Draghi's comments spark ECB stimulus speculation, eurozone shares rally, euro slides
  • 10 years ago
Comments by central bankers were moving markets on Monday.

ECB President Mario Draghi and his US counterpart Janet Yellen both spoke at their annual gathering at Jackson Hole in the United States.

As a result of Draghi’s speech the euro to fell to its lowest against the dollar in nearly one year and eurozone shares and government bonds rowse.

Draghi said the ECB was ready to use all the tools at its disposal to lift eurozone inflation if it continued to drop.

That immediately had investors thinking of money printing – quantitative easing (QE) to give it its technical name – to stimulate the economy, avoid deflation and stop the eurozone falling into the kind of long-term economic stagnation that Japan has suffered.

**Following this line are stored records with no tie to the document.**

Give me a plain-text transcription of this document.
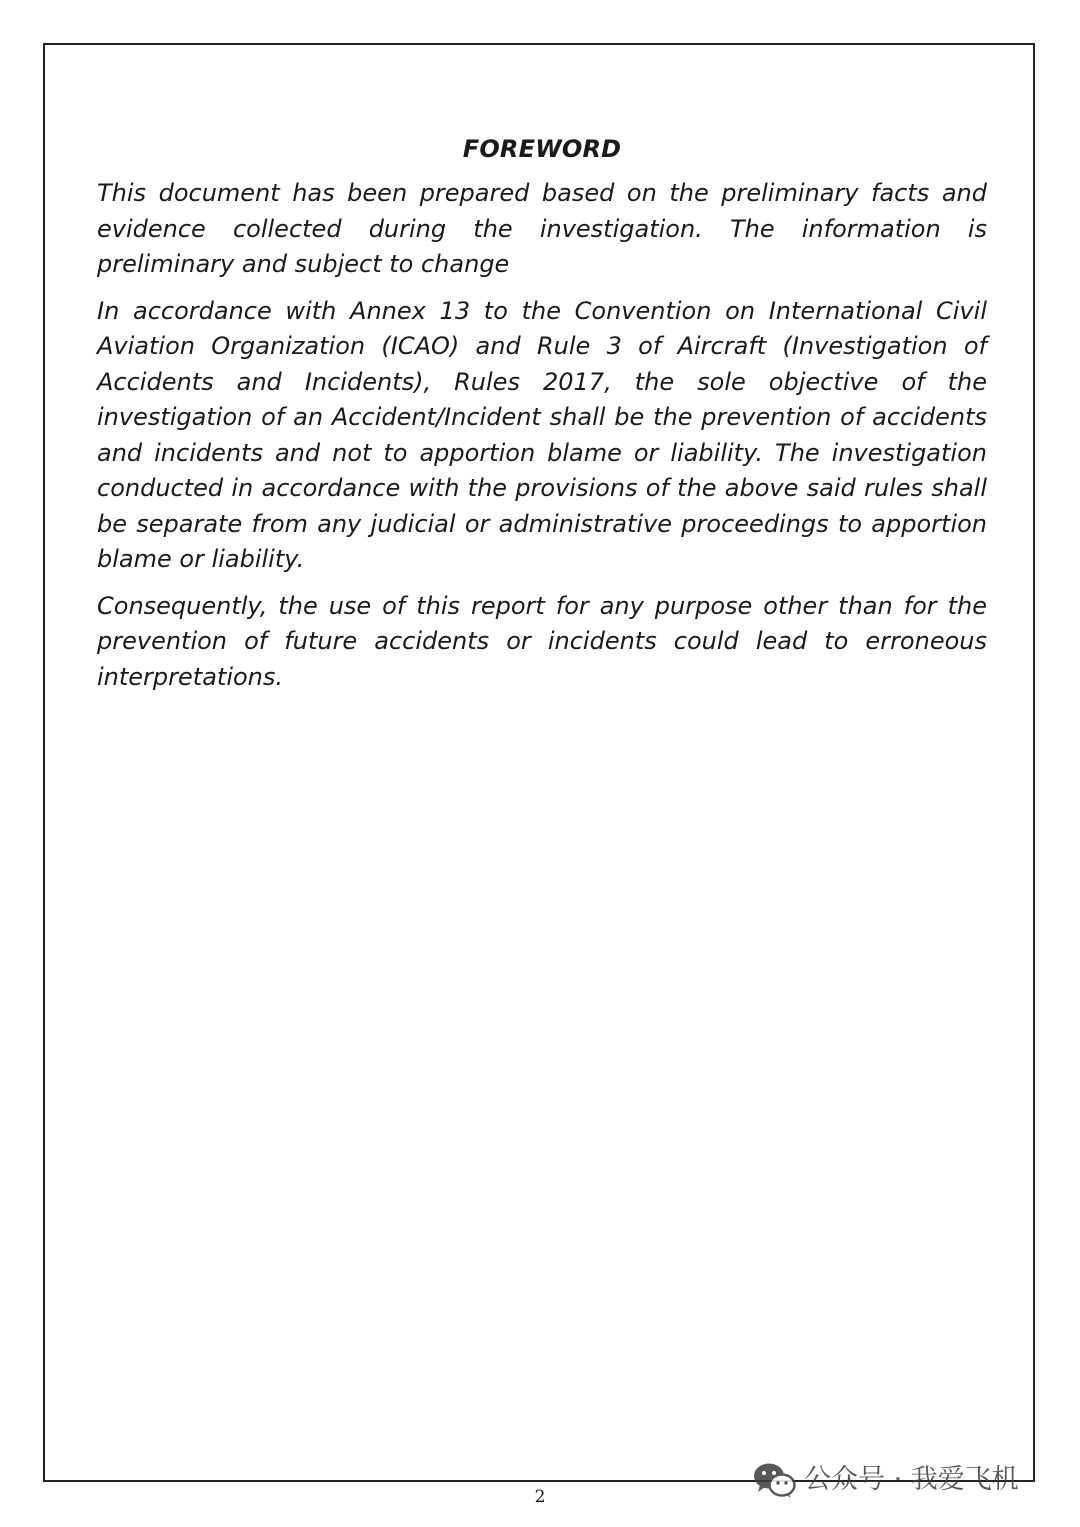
FOREWORD

This document has been prepared based on the preliminary facts and evidence collected during the investigation. The information is preliminary and subject to change

In accordance with Annex 13 to the Convention on International Civil Aviation Organization (ICAO) and Rule 3 of Aircraft (Investigation of Accidents and Incidents), Rules 2017, the sole objective of the investigation of an Accident/Incident shall be the prevention of accidents and incidents and not to apportion blame or liability. The investigation conducted in accordance with the provisions of the above said rules shall be separate from any judicial or administrative proceedings to apportion blame or liability.

Consequently, the use of this report for any purpose other than for the prevention of future accidents or incidents could lead to erroneous interpretations.

2
公众号 · 我爱飞机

But Draghi seems still to be in wait-and-see mode, pointing out that most of the factors that have pulled down prices appear to be temporary.

Before embarking on QE, the ECB wants to assess the effectiveness of its new targeted loans to commercial banks which are intended to get them lending more to businesses and individuals.

Eurozone consumer prices grew 0.4 percent in July and are expected to post 0.3 percent growth in August. The ECB’s target is just below 2.0 percent.

Growth not austerity

Analysts have commented that Draghi’s landmark speech on Friday did mark a major shift in ECB policy away from a focus on austerity towards reviving growth.

He said it would be “helpful for the overall stance of policy” if fiscal policy could play a greater role alongside the ECB’s monetary policy, adding “and I believe there is scope for this”.

Up till now the ECB has supported the German-style fiscal austerity that has been in place since the outbreak of the eurozone crisis. Draghi now seems to be positioning himself closer to France and Italy’s call for fiscal stimulus.

“It’s an enormous change,” said ING economist Carsten Brzeski.

“It is admitting that the recovery might not come, that the eurozone’s problems go beyond structural reforms and austerity measures. It might be a U-turn for how the ECB looks at fiscal policy but not so much for how it looks at monetary policy.”

Yellen cautious

The Federal Reserve should move cautiously in deciding when to raise interest rates given the US labour market remains bruised from the Great Recession, Fed Chair Janet Yellen said in her keynote speech at the Fed’s annual central bank conference.

She was speaking amid calls from policy hawks for a near-term interest rate hike.

Yellen laid out in detail why she feels the unemployment rate alone is inadequate to evaluate the strength of the jobs market and why the central bank needs to step gingerly.

Yellen stood by her view that significant slack remains in the US economy, even as she nodded to the counter-arguments of some of her colleagues who feel labour markets are tighter than she believes and inflation a risk.

“There is no simple recipe for appropriate policy,” she said, arguing for a “pragmatic” approach that focuses on incoming data without committing to a preset policy path.

Ahead of her comments, a number of top Fed officials have been pressing their case for an early hike in benchmark rates, which the US central bank has held near zero since December 2008.

Determining the degree of labour market slack has become the central debate at the Fed. Yellen wants to be sure employment has recovered as fully as possible before raising rates.

In contrast, the inflation “hawks” worry that more months of near-zero rates will cause inflation or possible asset bubbles.